Set up Changesets for versioning earlier. Internal packages at version 0.0.0 work fine in development, but when we needed to track which version of the shared schemas was deployed to production, we had no versioning history. Changesets would have provided this with minimal overhead.
Standardize on a single test runner. The mobile app used Jest with React Native preset, the API used Jest with a NestJS preset, and the shared packages used vitest. Three different test configurations in one repo was unnecessary complexity. I would pick vitest for everything and configure it per-package.
Add a CI check for circular dependencies. As the number of shared packages grew, we nearly introduced a circular import between shared-schemas and shared-utils. A tool like madge in CI would have caught this before it became a problem.
FAQ
Why share schemas between mobile and backend?
When mobile and backend define their own types independently, API contracts drift over time. A backend developer renames a field, adds a new required property, or changes a type from string to number, and the mobile app continues compiling just fine — because it's referencing its own local type definitions. The bug only surfaces at runtime, often in production, when the mobile app tries to read a field that no longer exists or parses a value in the wrong format. Shared schemas create a single source of truth: one Drizzle table definition generates one TypeScript type that both sides import. If the backend changes the schema, the mobile app's TypeScript compilation fails immediately, forcing the developer to update both consumers before the change can be merged. This shifts the failure point from "user reports a crash" to "CI rejects the pull request."

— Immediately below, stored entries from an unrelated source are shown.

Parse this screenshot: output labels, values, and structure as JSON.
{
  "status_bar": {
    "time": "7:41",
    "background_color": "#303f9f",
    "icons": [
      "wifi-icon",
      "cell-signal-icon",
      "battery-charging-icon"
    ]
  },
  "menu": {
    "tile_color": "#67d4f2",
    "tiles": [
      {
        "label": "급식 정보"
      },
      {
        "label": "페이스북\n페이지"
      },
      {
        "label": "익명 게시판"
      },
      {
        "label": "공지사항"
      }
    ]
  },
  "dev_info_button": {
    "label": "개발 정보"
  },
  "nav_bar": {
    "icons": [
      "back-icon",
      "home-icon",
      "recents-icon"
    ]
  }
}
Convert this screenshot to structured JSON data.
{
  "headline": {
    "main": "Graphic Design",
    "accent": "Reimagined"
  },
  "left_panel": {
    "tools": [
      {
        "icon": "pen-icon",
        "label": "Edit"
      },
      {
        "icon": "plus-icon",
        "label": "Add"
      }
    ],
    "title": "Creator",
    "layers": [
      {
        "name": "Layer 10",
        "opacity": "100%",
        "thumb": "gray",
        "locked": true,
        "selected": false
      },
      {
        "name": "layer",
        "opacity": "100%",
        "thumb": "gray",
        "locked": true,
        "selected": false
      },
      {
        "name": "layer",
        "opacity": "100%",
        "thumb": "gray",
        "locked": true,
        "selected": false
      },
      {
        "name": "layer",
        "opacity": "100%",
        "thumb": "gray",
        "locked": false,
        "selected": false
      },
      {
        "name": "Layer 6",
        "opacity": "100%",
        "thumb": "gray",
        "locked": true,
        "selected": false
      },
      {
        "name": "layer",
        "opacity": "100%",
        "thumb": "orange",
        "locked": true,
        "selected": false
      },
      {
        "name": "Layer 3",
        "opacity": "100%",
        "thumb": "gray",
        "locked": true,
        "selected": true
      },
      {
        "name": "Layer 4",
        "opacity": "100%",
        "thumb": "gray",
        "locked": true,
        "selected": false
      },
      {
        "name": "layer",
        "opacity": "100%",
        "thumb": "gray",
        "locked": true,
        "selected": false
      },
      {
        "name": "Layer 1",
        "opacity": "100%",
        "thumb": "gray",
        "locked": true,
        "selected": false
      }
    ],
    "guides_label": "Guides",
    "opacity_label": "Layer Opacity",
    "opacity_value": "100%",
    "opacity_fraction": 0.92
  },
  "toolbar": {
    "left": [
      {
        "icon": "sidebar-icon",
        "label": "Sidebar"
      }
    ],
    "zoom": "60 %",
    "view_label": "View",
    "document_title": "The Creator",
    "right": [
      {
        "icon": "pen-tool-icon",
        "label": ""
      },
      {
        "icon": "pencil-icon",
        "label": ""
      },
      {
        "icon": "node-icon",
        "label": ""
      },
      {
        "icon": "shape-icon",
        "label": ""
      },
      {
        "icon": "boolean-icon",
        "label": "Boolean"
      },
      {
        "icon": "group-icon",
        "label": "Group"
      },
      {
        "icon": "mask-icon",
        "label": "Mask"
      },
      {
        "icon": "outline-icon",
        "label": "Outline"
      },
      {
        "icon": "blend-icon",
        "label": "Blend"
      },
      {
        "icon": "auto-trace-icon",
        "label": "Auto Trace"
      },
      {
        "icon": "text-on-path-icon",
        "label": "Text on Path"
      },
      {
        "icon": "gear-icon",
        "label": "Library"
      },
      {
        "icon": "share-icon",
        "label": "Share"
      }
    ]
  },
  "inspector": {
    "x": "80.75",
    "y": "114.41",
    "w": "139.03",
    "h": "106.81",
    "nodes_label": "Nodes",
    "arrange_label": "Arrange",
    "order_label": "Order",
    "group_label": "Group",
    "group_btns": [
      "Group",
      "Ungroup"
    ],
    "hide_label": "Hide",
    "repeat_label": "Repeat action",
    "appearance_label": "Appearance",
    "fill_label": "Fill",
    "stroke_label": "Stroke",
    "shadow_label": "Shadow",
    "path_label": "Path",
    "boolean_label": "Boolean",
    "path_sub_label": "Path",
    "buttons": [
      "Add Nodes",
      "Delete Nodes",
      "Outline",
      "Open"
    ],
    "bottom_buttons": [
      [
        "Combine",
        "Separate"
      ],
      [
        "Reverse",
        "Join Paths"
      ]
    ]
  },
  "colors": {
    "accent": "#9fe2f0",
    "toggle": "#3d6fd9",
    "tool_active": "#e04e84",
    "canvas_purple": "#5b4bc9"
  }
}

How do Zod schemas work across mobile and backend?
Zod schemas defined in the @acme/shared-schemas package are imported by both the NestJS API and the React Native app. On the backend, Zod schemas are used inside NestJS validation pipes — incoming request bodies are parsed through schema.parse(body), and invalid data throws a structured validation error with field-level messages. On the mobile side, the same Zod schemas are used with react-hook-form's zodResolver to validate form inputs before submission, and with .parse() to validate API responses after fetching. This means a validation rule like "email must be a valid format" or "name must be at least 2 characters" is defined exactly once and enforced identically on both sides. When a validation rule changes — say, minimum password length increases from 8 to 12 — updating the Zod schema in the shared package automatically updates validation on both the backend and the mobile app.
What are the challenges of React Native in a monorepo?
React Native's Metro bundler is the primary challenge. Metro was designed for standalone React Native projects, not monorepos with workspace packages. It does not follow symlinks by default (which pnpm relies on), it does not resolve packages outside the app's root directory, and it can bundle duplicate copies of React if multiple node_modules paths contain the same package. The fix requires explicit metro.config.js configuration: watchFolders must include the monorepo root so Metro can find shared packages, nodeModulesPaths must list resolution directories in the correct order, and disableHierarchicalLookup should be enabled to prevent Metro from accidentally resolving packages from the wrong node_modules. Beyond Metro, Expo's prebuild system needs the shared packages to be listed in the app's package.json dependencies, and EAS Build needs the monorepo root's package.json to include a postinstall script that ensures all workspace dependencies are linked correctly before the native build starts.